Exporteure müssen die Sitten und Gebräuche der Länder berücksichtigen, in die sie Waren verkaufen. Beispielsweise mögen Ausländer ihre Waren möglicherweise in anderen Dimensionen und in anderen Arten von Verpackungen als auf dem Inlandsmarkt für geeignet befunden. In ähnlicher Weise muss den verschiedenen Handelsmethoden auf den Auslandsmärkten Beachtung geschenkt werden.

Beispielsweise können Hersteller zu Hause die Bereitstellung von Ersatzteilen und den Kundendienst anderen überlassen. Wenn jedoch im Ausland keine solchen Einrichtungen verfügbar sind, müssen sich die Importeure selbst an andere Firmen wenden, um solche Einrichtungen zu erhalten.
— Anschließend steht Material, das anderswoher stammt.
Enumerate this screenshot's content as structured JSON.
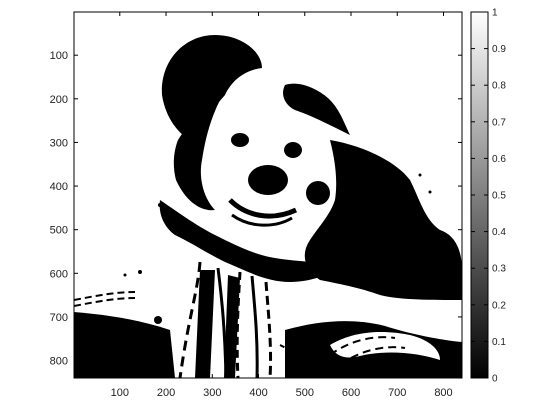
{
  "figure": {
    "colormap": "gray",
    "x_ticks": [
      100,
      200,
      300,
      400,
      500,
      600,
      700,
      800
    ],
    "y_ticks": [
      100,
      200,
      300,
      400,
      500,
      600,
      700,
      800
    ],
    "x_range": [
      1,
      840
    ],
    "y_range": [
      1,
      840
    ],
    "colorbar": {
      "ticks": [
        "0",
        "0.1",
        "0.2",
        "0.3",
        "0.4",
        "0.5",
        "0.6",
        "0.7",
        "0.8",
        "0.9",
        "1"
      ],
      "range": [
        0,
        1
      ]
    }
  }
}
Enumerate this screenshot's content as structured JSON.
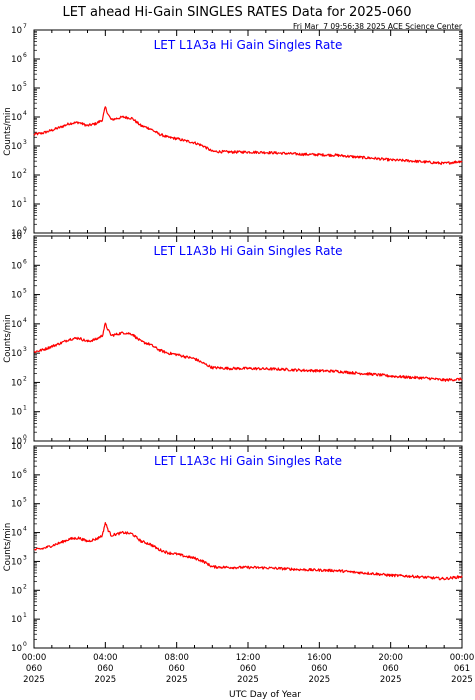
{
  "figure": {
    "title": "LET ahead Hi-Gain SINGLES RATES Data for 2025-060",
    "timestamp": "Fri Mar  7 09:56:38 2025 ACE Science Center",
    "xlabel": "UTC Day of Year"
  },
  "colors": {
    "series": "#ff0000",
    "panel_title": "#0000ff",
    "axes": "#000000"
  },
  "chart_data": [
    {
      "type": "line",
      "title": "LET L1A3a Hi Gain Singles Rate",
      "ylabel": "Counts/min",
      "yscale": "log",
      "ylim": [
        1,
        10000000
      ],
      "ytick_labels": [
        {
          "base": "10",
          "exp": "0"
        },
        {
          "base": "10",
          "exp": "1"
        },
        {
          "base": "10",
          "exp": "2"
        },
        {
          "base": "10",
          "exp": "3"
        },
        {
          "base": "10",
          "exp": "4"
        },
        {
          "base": "10",
          "exp": "5"
        },
        {
          "base": "10",
          "exp": "6"
        },
        {
          "base": "10",
          "exp": "7"
        }
      ],
      "xlim": [
        "00:00",
        "24:00"
      ],
      "series": [
        {
          "x": [
            "00:00",
            "00:30",
            "01:00",
            "01:30",
            "02:00",
            "02:30",
            "03:00",
            "03:30",
            "03:50",
            "04:00",
            "04:10",
            "04:20",
            "04:30",
            "05:00",
            "05:30",
            "06:00",
            "06:30",
            "07:00",
            "07:30",
            "08:00",
            "08:30",
            "09:00",
            "09:30",
            "10:00",
            "11:00",
            "12:00",
            "13:00",
            "14:00",
            "15:00",
            "16:00",
            "17:00",
            "18:00",
            "19:00",
            "20:00",
            "21:00",
            "22:00",
            "23:00",
            "24:00"
          ],
          "y": [
            2500,
            2800,
            3500,
            4500,
            6000,
            6500,
            5000,
            6000,
            8000,
            22000,
            12000,
            8000,
            8500,
            10000,
            9000,
            5000,
            4000,
            2600,
            2000,
            1800,
            1500,
            1300,
            1000,
            650,
            620,
            620,
            600,
            560,
            520,
            500,
            480,
            420,
            380,
            330,
            310,
            280,
            250,
            300
          ]
        }
      ]
    },
    {
      "type": "line",
      "title": "LET L1A3b Hi Gain Singles Rate",
      "ylabel": "Counts/min",
      "yscale": "log",
      "ylim": [
        1,
        10000000
      ],
      "ytick_labels": [
        {
          "base": "10",
          "exp": "0"
        },
        {
          "base": "10",
          "exp": "1"
        },
        {
          "base": "10",
          "exp": "2"
        },
        {
          "base": "10",
          "exp": "3"
        },
        {
          "base": "10",
          "exp": "4"
        },
        {
          "base": "10",
          "exp": "5"
        },
        {
          "base": "10",
          "exp": "6"
        },
        {
          "base": "10",
          "exp": "7"
        }
      ],
      "xlim": [
        "00:00",
        "24:00"
      ],
      "series": [
        {
          "x": [
            "00:00",
            "00:30",
            "01:00",
            "01:30",
            "02:00",
            "02:30",
            "03:00",
            "03:30",
            "03:50",
            "04:00",
            "04:10",
            "04:20",
            "04:30",
            "05:00",
            "05:30",
            "06:00",
            "06:30",
            "07:00",
            "07:30",
            "08:00",
            "08:30",
            "09:00",
            "09:30",
            "10:00",
            "11:00",
            "12:00",
            "13:00",
            "14:00",
            "15:00",
            "16:00",
            "17:00",
            "18:00",
            "19:00",
            "20:00",
            "21:00",
            "22:00",
            "23:00",
            "24:00"
          ],
          "y": [
            1100,
            1300,
            1700,
            2200,
            3000,
            3300,
            2500,
            3000,
            4000,
            10000,
            6000,
            4000,
            4200,
            5000,
            4500,
            2500,
            2000,
            1300,
            1000,
            900,
            750,
            650,
            450,
            320,
            300,
            300,
            290,
            280,
            260,
            250,
            240,
            210,
            190,
            165,
            150,
            140,
            120,
            130
          ]
        }
      ]
    },
    {
      "type": "line",
      "title": "LET L1A3c Hi Gain Singles Rate",
      "ylabel": "Counts/min",
      "yscale": "log",
      "ylim": [
        1,
        10000000
      ],
      "ytick_labels": [
        {
          "base": "10",
          "exp": "0"
        },
        {
          "base": "10",
          "exp": "1"
        },
        {
          "base": "10",
          "exp": "2"
        },
        {
          "base": "10",
          "exp": "3"
        },
        {
          "base": "10",
          "exp": "4"
        },
        {
          "base": "10",
          "exp": "5"
        },
        {
          "base": "10",
          "exp": "6"
        },
        {
          "base": "10",
          "exp": "7"
        }
      ],
      "xlim": [
        "00:00",
        "24:00"
      ],
      "series": [
        {
          "x": [
            "00:00",
            "00:30",
            "01:00",
            "01:30",
            "02:00",
            "02:30",
            "03:00",
            "03:30",
            "03:50",
            "04:00",
            "04:10",
            "04:20",
            "04:30",
            "05:00",
            "05:30",
            "06:00",
            "06:30",
            "07:00",
            "07:30",
            "08:00",
            "08:30",
            "09:00",
            "09:30",
            "10:00",
            "11:00",
            "12:00",
            "13:00",
            "14:00",
            "15:00",
            "16:00",
            "17:00",
            "18:00",
            "19:00",
            "20:00",
            "21:00",
            "22:00",
            "23:00",
            "24:00"
          ],
          "y": [
            2500,
            2800,
            3500,
            4500,
            6000,
            6500,
            5000,
            6000,
            8000,
            22000,
            12000,
            8000,
            8500,
            10000,
            9000,
            5000,
            4000,
            2600,
            2000,
            1800,
            1500,
            1300,
            1000,
            650,
            620,
            620,
            600,
            560,
            520,
            500,
            480,
            420,
            380,
            330,
            310,
            280,
            250,
            300
          ]
        }
      ]
    }
  ],
  "xaxis": {
    "ticks": [
      {
        "time": "00:00",
        "doy": "060",
        "year": "2025"
      },
      {
        "time": "04:00",
        "doy": "060",
        "year": "2025"
      },
      {
        "time": "08:00",
        "doy": "060",
        "year": "2025"
      },
      {
        "time": "12:00",
        "doy": "060",
        "year": "2025"
      },
      {
        "time": "16:00",
        "doy": "060",
        "year": "2025"
      },
      {
        "time": "20:00",
        "doy": "060",
        "year": "2025"
      },
      {
        "time": "00:00",
        "doy": "061",
        "year": "2025"
      }
    ]
  }
}
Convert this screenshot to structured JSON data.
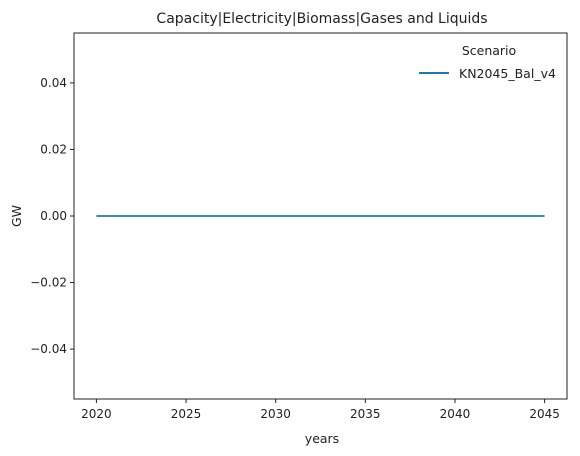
{
  "chart_data": {
    "type": "line",
    "title": "Capacity|Electricity|Biomass|Gases and Liquids",
    "xlabel": "years",
    "ylabel": "GW",
    "xlim": [
      2018.75,
      2046.25
    ],
    "ylim": [
      -0.055,
      0.055
    ],
    "x_ticks": [
      2020,
      2025,
      2030,
      2035,
      2040,
      2045
    ],
    "y_ticks": [
      -0.04,
      -0.02,
      0.0,
      0.02,
      0.04
    ],
    "y_tick_labels": [
      "−0.04",
      "−0.02",
      "0.00",
      "0.02",
      "0.04"
    ],
    "grid": false,
    "legend": {
      "title": "Scenario",
      "placement": "top-right"
    },
    "series": [
      {
        "name": "KN2045_Bal_v4",
        "color": "#1f77b4",
        "x": [
          2020,
          2025,
          2030,
          2035,
          2040,
          2045
        ],
        "values": [
          0,
          0,
          0,
          0,
          0,
          0
        ]
      }
    ]
  }
}
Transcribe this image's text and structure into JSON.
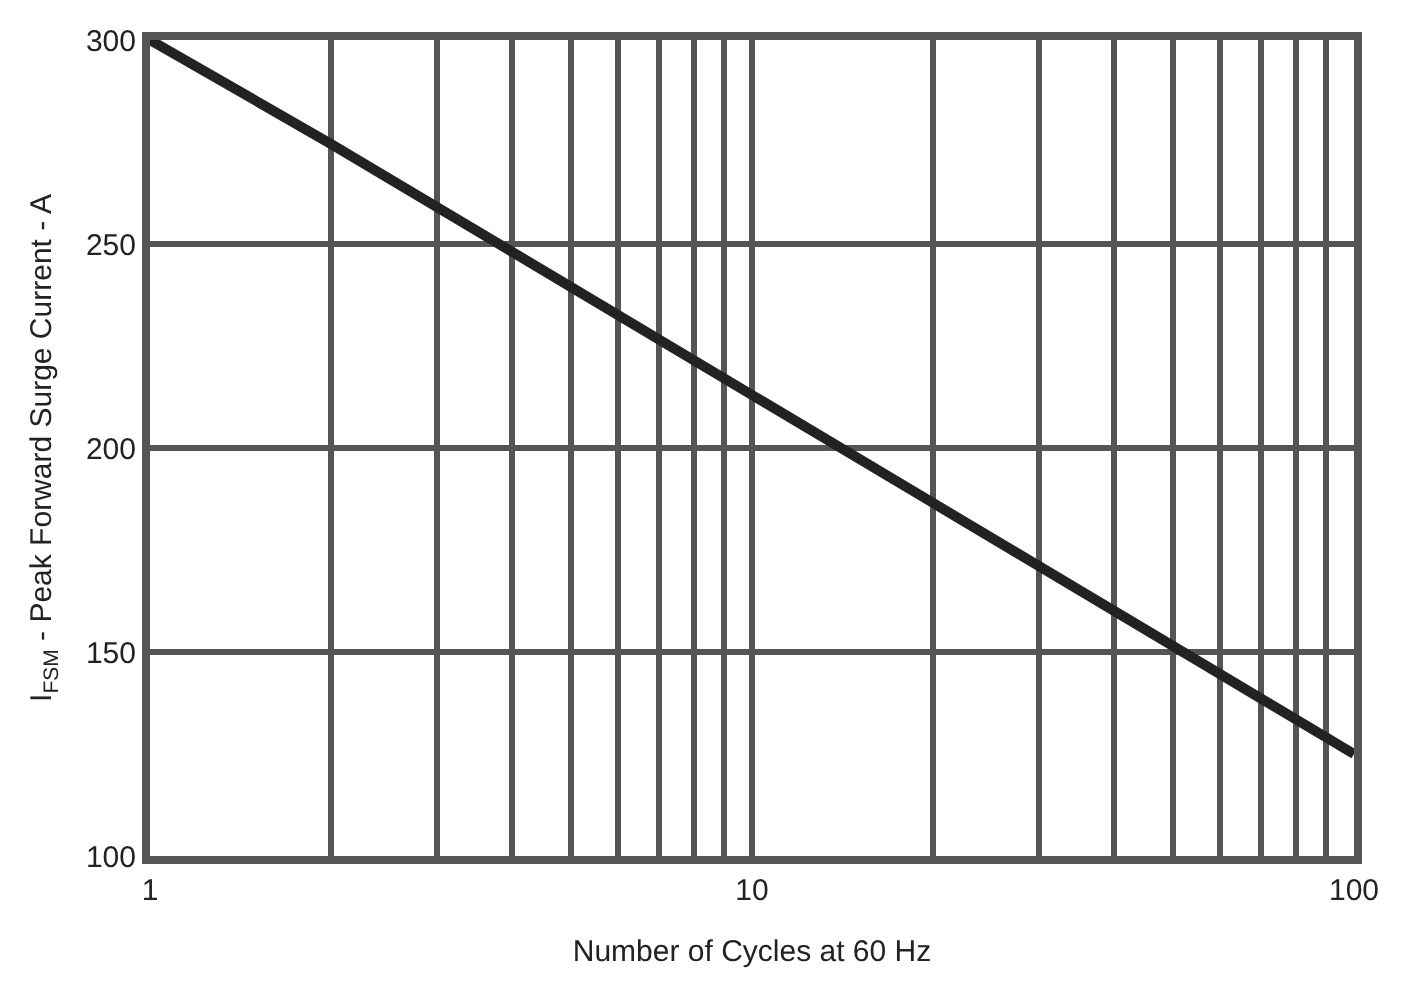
{
  "chart_data": {
    "type": "line",
    "xlabel": "Number of Cycles at 60 Hz",
    "ylabel": "I$_{FSM}$ - Peak Forward Surge Current - A",
    "x": [
      1,
      2,
      5,
      10,
      20,
      50,
      100
    ],
    "series": [
      {
        "color": "#222222",
        "values": [
          300,
          274.5,
          239.5,
          213,
          186.5,
          151.5,
          125
        ]
      }
    ],
    "log": "x",
    "xlim": [
      1,
      100
    ],
    "ylim": [
      100,
      300
    ],
    "xticks": [
      1,
      {
        "value": 2,
        "label": null
      },
      {
        "value": 3,
        "label": null
      },
      {
        "value": 4,
        "label": null
      },
      {
        "value": 5,
        "label": null
      },
      {
        "value": 6,
        "label": null
      },
      {
        "value": 7,
        "label": null
      },
      {
        "value": 8,
        "label": null
      },
      {
        "value": 9,
        "label": null
      },
      10,
      {
        "value": 20,
        "label": null
      },
      {
        "value": 30,
        "label": null
      },
      {
        "value": 40,
        "label": null
      },
      {
        "value": 50,
        "label": null
      },
      {
        "value": 60,
        "label": null
      },
      {
        "value": 70,
        "label": null
      },
      {
        "value": 80,
        "label": null
      },
      {
        "value": 90,
        "label": null
      },
      100
    ],
    "yticks": [
      100,
      150,
      200,
      250,
      300
    ],
    "grid": true,
    "marker": "none",
    "line_style": "solid"
  }
}
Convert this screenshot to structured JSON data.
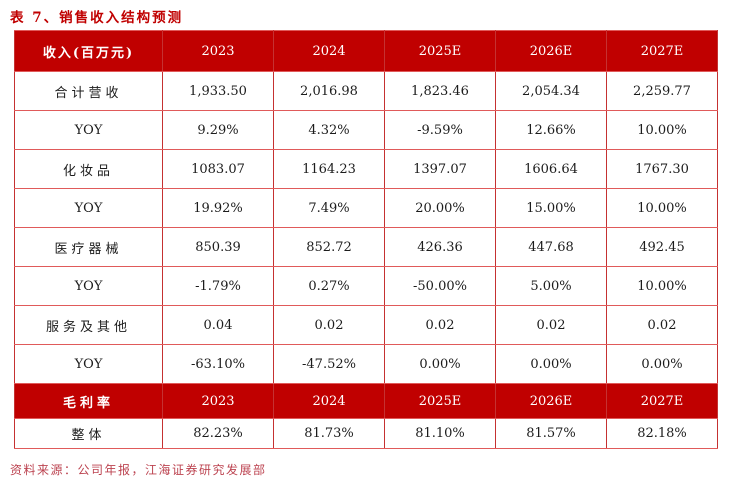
{
  "title": "表 7、销售收入结构预测",
  "table": {
    "header": {
      "label": "收入(百万元)",
      "years": [
        "2023",
        "2024",
        "2025E",
        "2026E",
        "2027E"
      ]
    },
    "rows": [
      {
        "label": "合计营收",
        "values": [
          "1,933.50",
          "2,016.98",
          "1,823.46",
          "2,054.34",
          "2,259.77"
        ]
      },
      {
        "label": "YOY",
        "values": [
          "9.29%",
          "4.32%",
          "-9.59%",
          "12.66%",
          "10.00%"
        ]
      },
      {
        "label": "化妆品",
        "values": [
          "1083.07",
          "1164.23",
          "1397.07",
          "1606.64",
          "1767.30"
        ]
      },
      {
        "label": "YOY",
        "values": [
          "19.92%",
          "7.49%",
          "20.00%",
          "15.00%",
          "10.00%"
        ]
      },
      {
        "label": "医疗器械",
        "values": [
          "850.39",
          "852.72",
          "426.36",
          "447.68",
          "492.45"
        ]
      },
      {
        "label": "YOY",
        "values": [
          "-1.79%",
          "0.27%",
          "-50.00%",
          "5.00%",
          "10.00%"
        ]
      },
      {
        "label": "服务及其他",
        "values": [
          "0.04",
          "0.02",
          "0.02",
          "0.02",
          "0.02"
        ]
      },
      {
        "label": "YOY",
        "values": [
          "-63.10%",
          "-47.52%",
          "0.00%",
          "0.00%",
          "0.00%"
        ]
      }
    ],
    "margin_header": {
      "label": "毛利率",
      "years": [
        "2023",
        "2024",
        "2025E",
        "2026E",
        "2027E"
      ]
    },
    "margin_rows": [
      {
        "label": "整体",
        "values": [
          "82.23%",
          "81.73%",
          "81.10%",
          "81.57%",
          "82.18%"
        ]
      }
    ]
  },
  "source": "资料来源：公司年报，江海证券研究发展部",
  "colors": {
    "header_bg": "#c00000",
    "border_vertical": "#c53131",
    "border_horizontal": "#e05a5a",
    "title_text": "#c00000",
    "source_text": "#bc4350",
    "cell_text": "#1c1c1c"
  }
}
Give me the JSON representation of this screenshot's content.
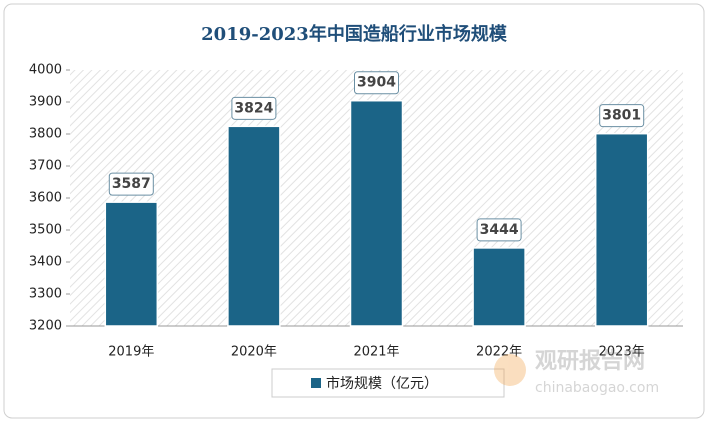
{
  "chart_data": {
    "type": "bar",
    "title": "2019-2023年中国造船行业市场规模",
    "categories": [
      "2019年",
      "2020年",
      "2021年",
      "2022年",
      "2023年"
    ],
    "series": [
      {
        "name": "市场规模（亿元）",
        "color": "#1b6487",
        "values": [
          3587,
          3824,
          3904,
          3444,
          3801
        ]
      }
    ],
    "ylim": [
      3200,
      4000
    ],
    "yticks": [
      3200,
      3300,
      3400,
      3500,
      3600,
      3700,
      3800,
      3900,
      4000
    ],
    "watermark": {
      "name": "观研报告网",
      "url": "chinabaogao.com"
    }
  }
}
Der internationale Handel ist daher mit weitaus größeren Risiken und Schwierigkeiten verbunden als der Inlandshandel.

Fazit:

Aufgrund dieser Unterschiede zwischen inländischem und internationalem Handel haben die Wirtschaftswissenschaftler eine eigene Theorie für den internationalen Handel aufgestellt, die als das Prinzip der komparativen Kosten (Vorteil) bezeichnet wird. Es muss jedoch angemerkt werden, dass die Unterscheidung zwischen diesen beiden Handelsarten nicht absolut ist, sondern einer der Grade. Denn alle Arten von Handel entstehen durch Spezialisierung (regional oder international).